Currently an engineering student who are getting mediocre grades without any internship. Seeing people around my level of skills and grades graduating ahead of me, I don't think I'll be able to break into the engineering field.
I've been thinking about teaching middle school or high school level math/physics as a backup plan.
How difficult is it to get a teaching job? Is it competitive?
How much weight would they put on my academic history?
Don't compare yourself to your peers. Compare yourself to the curriculum. This is unhealthy behavior and you're just going to keep second guessing like this.
Look up impostor syndrome. It's a thing, and you're not alone.
>>18344526
Yeah, serious issue for grad students too.
Teaching depends on where you live, and what extra education you get in terms of competitiveness. If you're in america you pretty much can get a guaranteed job in teaching through teachers for america program. Prove yourself and you'll have a job for a life time.
No, literally NO ONE gives a fuck about your college gpa unless you're an engineer with only a bachelors. ffs it doesnt even really affect your chances for grad school in a huge way.
With a masters and 15ish years experience you can make as much as 90k a year as an elementary school teacher (yes even kindergarten which only have half days) in some states. And considering the job is typically 8 hours a day or less a day AND you only work 9 months out the year is a pretty good fucking deal..
>>18344526
>Impostor syndrome
Damn, it seems to really explain so much of my personal struggle, even outside of my education.
Though I do have legitimate problems with work ethics and general laziness, constantly bashing myself with sense of inadequacy is only making things worse.

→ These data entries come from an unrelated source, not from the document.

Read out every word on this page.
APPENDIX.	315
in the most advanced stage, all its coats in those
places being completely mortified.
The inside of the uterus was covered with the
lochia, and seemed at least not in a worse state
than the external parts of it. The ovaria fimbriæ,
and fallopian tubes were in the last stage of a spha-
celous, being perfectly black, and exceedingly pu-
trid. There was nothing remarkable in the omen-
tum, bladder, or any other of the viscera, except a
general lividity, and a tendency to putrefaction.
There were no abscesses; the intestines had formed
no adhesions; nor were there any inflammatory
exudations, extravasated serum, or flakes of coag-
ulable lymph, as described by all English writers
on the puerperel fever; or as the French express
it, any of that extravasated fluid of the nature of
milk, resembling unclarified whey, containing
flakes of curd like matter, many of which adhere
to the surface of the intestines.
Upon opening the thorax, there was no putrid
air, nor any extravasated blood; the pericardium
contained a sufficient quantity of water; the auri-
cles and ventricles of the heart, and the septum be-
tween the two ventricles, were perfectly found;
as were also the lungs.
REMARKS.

I still find my chances of employment in the future quite low, but I'll try to keep these things in mind.
>>18344567
>Teach for America
The interview/resume process seems quite selective, but it sounds like a promising program.
It looks like they have recruitment at my uni, I'll look into it and apply for it next year.
I'm a CS student literally faking it till I make it , getting by through raw charisma, google-fu, and knowing right people.
I'm in a worse boat than you OP, desu maybe I should consider teaching but I don't know what a CS major can teach, I always thought you needed a teaching degree or a diploma or a cert to do it
Suicide?
>>18344491
Fuck off
>>18344491
Teaching has to be a calling, not a fall-back. It has to be the thing you'd rather do than anything else, to make it worthwhile.
The teaching itself is great. The problem is everything else - paperwork, dealing with irate parents ("Why did my kid get only a B?"), dealing with administration, dealing with state interference ("Why are your kids' test scores a decimal point lower than the state average?"), budget cuts.
Unless you get immense satisfaction from the teaching part and can't imagine yourself doing anything else, the rest of the job isn't worth it.
It is certainly not something you do because you're not good enough at your first profession.
>>18346226
Nope.
>>18346226
You're probably right, the idea only came to me because majority of my family and relatives are in education.
And I didn't want to let years of college education going to waste, so I thought I might as well share it with kids.
Still, I'm quite scared of falling back to the comfort of NEET/minimum wage lifestyle and never getting out.
Any recommendation on what I could do? I will definitely apply for engineering jobs once I do graduate, but it would require tremendous amount of luck for me to make it through
I have 2 duis, could i still be a teacher?